Formado politicamente no cristianismo de esquerda, ele recorre à frase bíblica: “atire a primeira pedra quem nunca errou”.
- Aposta que os enganos de catorze anos de governo foram pontuais e poderão ser corrigidos.
- Imagina que as vaidades que hoje opõem Lula a Ciro terminarão por ser superadas.
- Orgulha-se de manter estas esperanças, porque prefere a ingenuidade ao cinismo.
Lança acenos a uma renovação mais profunda.
- À atualização programática – que leve em conta as transformações no capitalismo, nas formas de acumulação de riquezas, ao surgimento do precariado.
- A projetos como a Renda Básica, a Economia Solidária, o Green New Deal.
No plano das realizações concretas, o Maranhão impressiona. Dois dias depois da entrevista, o estado era considerado, num estudo do Centro de Liderança Pública que levou em conta um conjunto de variáveis estatísticas, a unidade da federação mais bem-sucedida no combate à covid-19. É o penúltimo estado, em renda per capita.
- Mas entre 1º e 31 de julho, um conjunto de políticas reduziu exatamente pela metade o número de casos da doença.
- Nesse mesmo período, o Brasil tornou-se líder mundial no funesto campeonato de óbitos provocados por coronavírus.

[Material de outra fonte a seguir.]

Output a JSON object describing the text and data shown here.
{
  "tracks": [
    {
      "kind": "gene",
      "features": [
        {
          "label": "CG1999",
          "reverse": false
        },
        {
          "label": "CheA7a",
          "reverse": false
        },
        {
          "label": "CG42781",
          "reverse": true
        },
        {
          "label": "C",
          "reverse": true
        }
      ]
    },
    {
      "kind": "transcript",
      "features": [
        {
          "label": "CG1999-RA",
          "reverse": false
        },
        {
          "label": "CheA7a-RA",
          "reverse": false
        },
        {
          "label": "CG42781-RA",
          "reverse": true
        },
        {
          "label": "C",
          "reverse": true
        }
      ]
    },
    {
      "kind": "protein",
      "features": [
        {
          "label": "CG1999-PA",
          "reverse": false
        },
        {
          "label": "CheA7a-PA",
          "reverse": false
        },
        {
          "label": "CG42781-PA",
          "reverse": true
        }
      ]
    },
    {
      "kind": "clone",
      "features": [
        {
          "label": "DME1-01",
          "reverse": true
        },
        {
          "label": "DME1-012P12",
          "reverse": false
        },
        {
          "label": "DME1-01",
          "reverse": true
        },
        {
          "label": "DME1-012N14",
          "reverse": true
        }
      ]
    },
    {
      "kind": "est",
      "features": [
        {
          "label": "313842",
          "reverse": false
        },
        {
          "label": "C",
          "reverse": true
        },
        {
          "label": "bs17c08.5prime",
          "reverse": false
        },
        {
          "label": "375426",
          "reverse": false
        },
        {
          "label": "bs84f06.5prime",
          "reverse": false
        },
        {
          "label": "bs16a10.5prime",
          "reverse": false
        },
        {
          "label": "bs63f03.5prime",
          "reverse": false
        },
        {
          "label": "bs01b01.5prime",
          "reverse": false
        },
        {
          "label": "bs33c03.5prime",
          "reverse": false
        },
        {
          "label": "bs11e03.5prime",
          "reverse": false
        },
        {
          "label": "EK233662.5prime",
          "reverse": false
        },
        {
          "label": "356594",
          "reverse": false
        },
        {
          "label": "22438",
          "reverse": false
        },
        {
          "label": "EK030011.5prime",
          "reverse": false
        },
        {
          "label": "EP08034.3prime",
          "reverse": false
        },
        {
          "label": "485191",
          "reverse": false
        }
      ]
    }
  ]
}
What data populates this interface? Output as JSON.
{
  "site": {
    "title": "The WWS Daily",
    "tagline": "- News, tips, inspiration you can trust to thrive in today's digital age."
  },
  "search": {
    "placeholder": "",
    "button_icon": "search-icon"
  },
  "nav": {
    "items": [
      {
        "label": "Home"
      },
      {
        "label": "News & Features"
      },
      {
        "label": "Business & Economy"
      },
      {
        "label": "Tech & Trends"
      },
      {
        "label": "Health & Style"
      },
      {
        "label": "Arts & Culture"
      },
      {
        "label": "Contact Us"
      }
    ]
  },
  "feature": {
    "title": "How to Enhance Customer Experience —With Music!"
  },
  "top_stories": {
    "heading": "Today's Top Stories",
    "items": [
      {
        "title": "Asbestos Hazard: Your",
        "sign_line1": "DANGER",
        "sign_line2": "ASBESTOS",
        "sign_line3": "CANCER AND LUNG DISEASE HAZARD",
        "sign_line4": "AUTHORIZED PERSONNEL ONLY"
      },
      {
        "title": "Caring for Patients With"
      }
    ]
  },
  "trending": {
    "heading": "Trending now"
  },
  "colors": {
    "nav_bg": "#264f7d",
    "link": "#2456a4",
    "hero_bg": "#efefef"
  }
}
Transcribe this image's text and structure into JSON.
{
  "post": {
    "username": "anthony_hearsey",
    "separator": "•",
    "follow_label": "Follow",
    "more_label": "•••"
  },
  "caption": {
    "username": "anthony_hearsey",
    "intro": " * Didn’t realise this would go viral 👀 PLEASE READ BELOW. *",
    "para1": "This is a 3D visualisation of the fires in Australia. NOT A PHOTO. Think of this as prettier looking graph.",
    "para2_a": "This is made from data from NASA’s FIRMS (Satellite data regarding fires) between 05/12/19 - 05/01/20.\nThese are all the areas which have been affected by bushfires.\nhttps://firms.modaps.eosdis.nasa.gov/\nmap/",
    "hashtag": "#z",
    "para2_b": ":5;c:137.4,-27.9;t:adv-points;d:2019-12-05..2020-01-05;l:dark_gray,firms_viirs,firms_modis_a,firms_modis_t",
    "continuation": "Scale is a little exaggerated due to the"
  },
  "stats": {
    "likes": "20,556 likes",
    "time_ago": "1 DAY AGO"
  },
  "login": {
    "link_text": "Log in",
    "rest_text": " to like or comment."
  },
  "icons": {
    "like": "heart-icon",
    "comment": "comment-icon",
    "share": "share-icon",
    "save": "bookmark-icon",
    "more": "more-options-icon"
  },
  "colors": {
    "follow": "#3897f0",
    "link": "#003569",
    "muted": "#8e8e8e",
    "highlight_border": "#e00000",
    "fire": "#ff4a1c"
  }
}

No início de agosto, pesquisas de opinião, ainda muito imprecisas dada a distância da disputa, atribuíam a Flávio Dino 3% das intenções de voto, numa eventual disputa pela presidência em 2022. Chamava atenção o fato de ele estar apenas um ponto percentual abaixo de João Dória, conhecido há muito, à frente de um Estado incomparavelmente mais conhecido e de um partido mainstream.
Os dois combates de Flávio Dino pareciam começar a produzir resultados.